A possible explanation for high-income countries being assigned a low-ID manifold arises after identifying a link between high-income countries, aging populations, and increased per capita mortality burden. Namely, since new deaths pmp are a subset of new cases pmp, increased new deaths pmp in high-income countries may provide explanatory power to new cases pmp, resulting in greater dependency between the two time-series datasets and thus requiring a lower ID. Conversely, lower rates of reported new deaths pmp in low-income countries would lower the dependence in the entire dataset included in the analysis requiring a higher number of dimensions to represent the data accurately.

Furthermore, issues in data quality in COVID-19 data in low- and middle-income countries are widely researched. They may be another factor contributing towards the existing distribution of countries and corresponding designations to ID manifolds^45,50 identifies that under-reporting in deaths varies globally but is highest in low-income and fragile settings. Such data artifacts could lead to a higher number of unexplained values, thereby lowering the dependence in the dataset and requiring more dimensions to describe the data effectively.

Changes in ID over stages of the COVID-19 pandemic

Stratifying the datasets has provided a granular view of the ID over the course of the pandemic, and a summary of the results for each stage is presented in Figs. 5, 6, 7 and 8.

We can observe that countries lie between 2 to 3 ID manifolds throughout the pandemic. From March to June 2020 (Stage 1), manifolds have a similar ID which could reflect a generally united global response to the pandemic (Fig. 5, $d_1 = 9, d_2 = 8.6$). In June 2020 to October 2020 however, we find that the data lies on 3 different manifolds (Fig. 6, $d_1 = 10, d_2 = 9.2, d_3 = 9.75$). These 3 ID manifolds continue from October 2020 to February 2021, with all 3 manifolds lying on an ID between 9 and 10 (Fig. 7, $d_1 = 10, d_2 = 9.2, d_3 = 9.75$). Countries belonging to the manifold with the ID of 5.9 are mostly European (e.g., France, Italy). These countries experience a rise in the growth rate of cases and deaths, which precedes a corresponding rise in countries lying on the manifold with an ID of 6.9 (e.g., US, Spain, UK, Russia). Meanwhile, other countries with an ID of 9.2 continue to experience the average growth rates in cases and deaths (e.g., Australia, China, India, and much of South America). Finally, from February to May 2021, some countries lie on one clear manifold, with an ID of 7.5 (Fig. 8, $d_1 = 7.5, d_2 = 6.4$).

Implications and future research

We have successfully identified heterogenous ID manifolds for a dataset incorporating publicly available COVID-19 data such as government stringency levels, cases, and death rates per capita utilising Hidalgo, a Bayesian mixture model. Applying this model to the dataset reveals low intrinsic dimensionality, highlighting a potential for significant dimensionality reduction in the dataset. These findings suggest that few independent dimensions are required to effectively describe the dataset, enabling practitioners to discern better the level of model complexity required when describing or forecasting such data.

Furthermore, we demonstrate how heterogenous ID estimators like Hidalgo may be employed to partition and simplify high-dimensional datasets. We reveal interesting spatial and demographic patterns in data that capture the unfolding of the global pandemic. It may be valuable for practitioners to consider these tools as part of their arsenal, to quantify data complexity and heterogeneity meaningfully, as part of a quest to effectively extract useful information contained in high-dimensional data.

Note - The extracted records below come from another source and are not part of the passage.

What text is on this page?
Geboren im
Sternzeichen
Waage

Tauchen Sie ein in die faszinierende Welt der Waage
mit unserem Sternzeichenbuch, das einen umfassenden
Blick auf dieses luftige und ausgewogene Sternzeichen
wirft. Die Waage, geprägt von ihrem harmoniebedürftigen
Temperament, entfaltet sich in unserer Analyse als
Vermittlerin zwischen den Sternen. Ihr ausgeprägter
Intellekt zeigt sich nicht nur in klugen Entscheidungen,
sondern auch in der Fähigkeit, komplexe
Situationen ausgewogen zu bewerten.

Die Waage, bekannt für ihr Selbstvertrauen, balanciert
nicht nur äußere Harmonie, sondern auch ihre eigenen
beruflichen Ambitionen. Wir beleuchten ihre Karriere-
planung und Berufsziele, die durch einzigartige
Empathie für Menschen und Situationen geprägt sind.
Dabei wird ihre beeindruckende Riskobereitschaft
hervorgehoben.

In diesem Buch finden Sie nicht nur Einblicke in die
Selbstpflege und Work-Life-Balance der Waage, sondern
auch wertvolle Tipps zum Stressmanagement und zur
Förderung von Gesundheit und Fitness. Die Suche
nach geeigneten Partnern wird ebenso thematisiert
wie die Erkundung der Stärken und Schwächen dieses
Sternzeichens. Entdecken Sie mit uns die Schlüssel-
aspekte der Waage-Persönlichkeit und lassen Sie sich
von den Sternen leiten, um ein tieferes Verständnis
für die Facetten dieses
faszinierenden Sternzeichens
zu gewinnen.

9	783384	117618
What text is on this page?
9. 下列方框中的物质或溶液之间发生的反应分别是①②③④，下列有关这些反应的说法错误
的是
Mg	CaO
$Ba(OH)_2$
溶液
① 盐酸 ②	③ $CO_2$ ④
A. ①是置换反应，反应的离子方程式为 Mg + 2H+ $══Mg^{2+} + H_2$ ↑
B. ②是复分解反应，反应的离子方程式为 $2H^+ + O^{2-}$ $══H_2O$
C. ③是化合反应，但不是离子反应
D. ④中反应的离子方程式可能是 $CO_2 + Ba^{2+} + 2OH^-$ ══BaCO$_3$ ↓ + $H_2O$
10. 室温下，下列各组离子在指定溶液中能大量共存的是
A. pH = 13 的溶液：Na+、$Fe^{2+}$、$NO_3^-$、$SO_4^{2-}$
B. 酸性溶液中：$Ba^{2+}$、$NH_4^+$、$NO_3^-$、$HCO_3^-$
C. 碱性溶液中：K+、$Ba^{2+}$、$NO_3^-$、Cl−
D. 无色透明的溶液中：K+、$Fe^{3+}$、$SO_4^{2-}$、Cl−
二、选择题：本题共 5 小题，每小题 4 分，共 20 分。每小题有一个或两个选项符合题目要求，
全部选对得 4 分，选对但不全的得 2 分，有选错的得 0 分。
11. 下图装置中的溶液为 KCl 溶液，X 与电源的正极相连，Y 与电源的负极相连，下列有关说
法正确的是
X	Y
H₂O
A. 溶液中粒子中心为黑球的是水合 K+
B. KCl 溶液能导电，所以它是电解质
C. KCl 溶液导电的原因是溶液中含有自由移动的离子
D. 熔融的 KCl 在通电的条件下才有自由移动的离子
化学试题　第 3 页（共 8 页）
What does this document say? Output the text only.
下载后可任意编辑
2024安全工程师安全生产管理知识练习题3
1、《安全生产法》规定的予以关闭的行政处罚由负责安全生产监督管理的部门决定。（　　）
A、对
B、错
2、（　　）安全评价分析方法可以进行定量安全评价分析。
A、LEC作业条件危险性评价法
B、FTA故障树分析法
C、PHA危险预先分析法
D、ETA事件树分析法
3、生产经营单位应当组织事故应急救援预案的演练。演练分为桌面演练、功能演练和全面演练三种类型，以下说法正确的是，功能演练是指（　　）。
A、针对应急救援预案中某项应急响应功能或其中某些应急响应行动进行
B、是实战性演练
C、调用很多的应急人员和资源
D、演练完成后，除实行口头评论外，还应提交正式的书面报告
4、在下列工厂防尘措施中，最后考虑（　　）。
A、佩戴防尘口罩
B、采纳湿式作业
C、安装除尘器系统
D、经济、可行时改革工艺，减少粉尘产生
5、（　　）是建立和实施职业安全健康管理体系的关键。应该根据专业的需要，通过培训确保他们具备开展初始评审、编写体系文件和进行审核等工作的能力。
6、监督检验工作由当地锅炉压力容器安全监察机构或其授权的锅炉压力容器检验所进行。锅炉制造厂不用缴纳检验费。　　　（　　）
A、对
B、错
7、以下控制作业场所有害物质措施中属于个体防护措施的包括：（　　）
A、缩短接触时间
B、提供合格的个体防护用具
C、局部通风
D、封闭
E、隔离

Ultimately, the results of this analysis are subject to the quality of data available. While every effort has been made to correct for issues in the data, the inherent discrepancy in data quality across countries inevitably affects the results of this analysis. As previously ascertained^45,51, it is currently infeasible to account for all under-reporting and data quality issues for specific countries and therefore remain an artifact in this dataset. It is also important to note that inherent assumptions in the Hidalgo algorithm require a careful choice of datasets in addition to some scaling transformations to limit temporal autocorrelation. These requirements limit the immediate applicability of Hidalgo for time series datasets as analysis must be conducted on standardised first-order differences with continuous values (e.g. new cases pmp, new deaths pmp), precluding practitioners from considering more intuitive datasets like cumulative cases or deaths.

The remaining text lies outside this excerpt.